Le racisme en milieu sportif

Le racisme en milieu sportif

Le racisme dans le milieu sportif

 

Récemment au cœur de l’actualité, le racisme dans le domaine sportif connaît un essor particulièrement inquiétant.
En effet, nous sommes témoins d’un nombre impressionnant de comportements racistes et discriminatoires spécifiquement dirigés à l’encontre des personnes racisées au sein de divers domaines sportifs. Tant les supporters que certaines organisations sportives perpètrent un environnement toxique et dangereux à la fois mentalement et physiquement pour les personnes racisé.e.s.

Des objets, des aliments tels que des bananes ou des injures sont par exemple lancés aux personnes noires, elles sont huées par les foules et victimes de harcèlement sur les réseaux sociaux [1] [2]. Il peut être étonnant que le sport, domaine censé rassembler le peuple et créer une certaine cohésion nationale, soit le vecteur de tant de racisme. Ainsi, “les actes racistes révèlent les contradictions du sport, car ses valeurs sont celles d’un langage universel qui promeut le respect et l’ouverture aux autres” [1].
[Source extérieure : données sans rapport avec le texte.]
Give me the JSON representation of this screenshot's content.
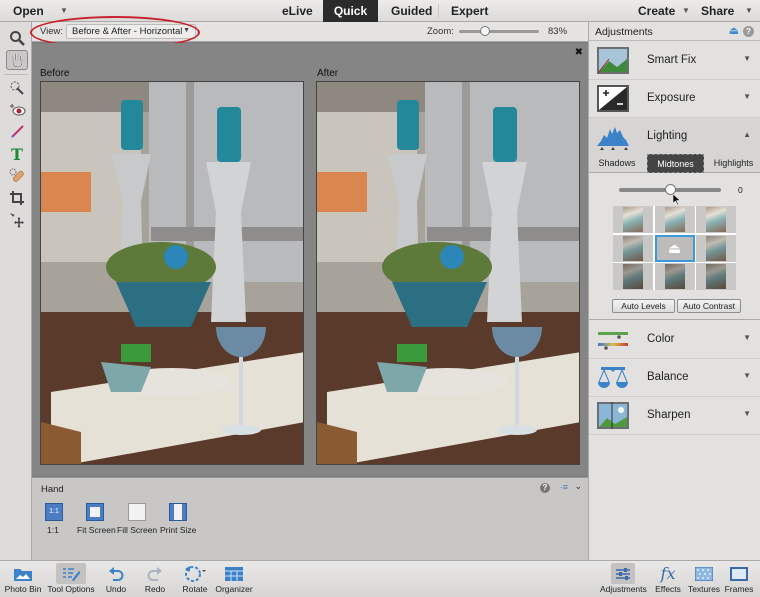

Ce qu’il est important de noter c’est que ces actes restent souvent impunis [1] et ce, même s’il existe des organisations telles que la LICRA qui lutte et aide les victimes de racisme dans les mouvements sportifs. C’est pourquoi certains mouvements de protestation commencent à s’organiser pour pointer du doigt le problème. Ainsi, à titre illustratif, un boycott des réseaux sociaux avait été aménagé du 30 avril au 3 mai 2021 par les clubs de football anglais (qui a par la suite motivé d’autres équipes du monde à faire de même) [2].

En effet, les réseaux sociaux n’ont fait qu’accentuer le racisme dans le sport. La possibilité de commenter les prestations des athlètes en direct a permis de démontrer que les personnes racisées ne possèdent pas la même marge d’erreur et qu’elles provoquent une sympathie limitée du public. Une simple défaite est suffisante pour passer d’héros à ennemi de la société. De plus, nous remarquons que les aptitudes et capacités des personnes racisées sont constamment remises en cause, les obligeant à passer davantage de tests et à se prouver régulièrement.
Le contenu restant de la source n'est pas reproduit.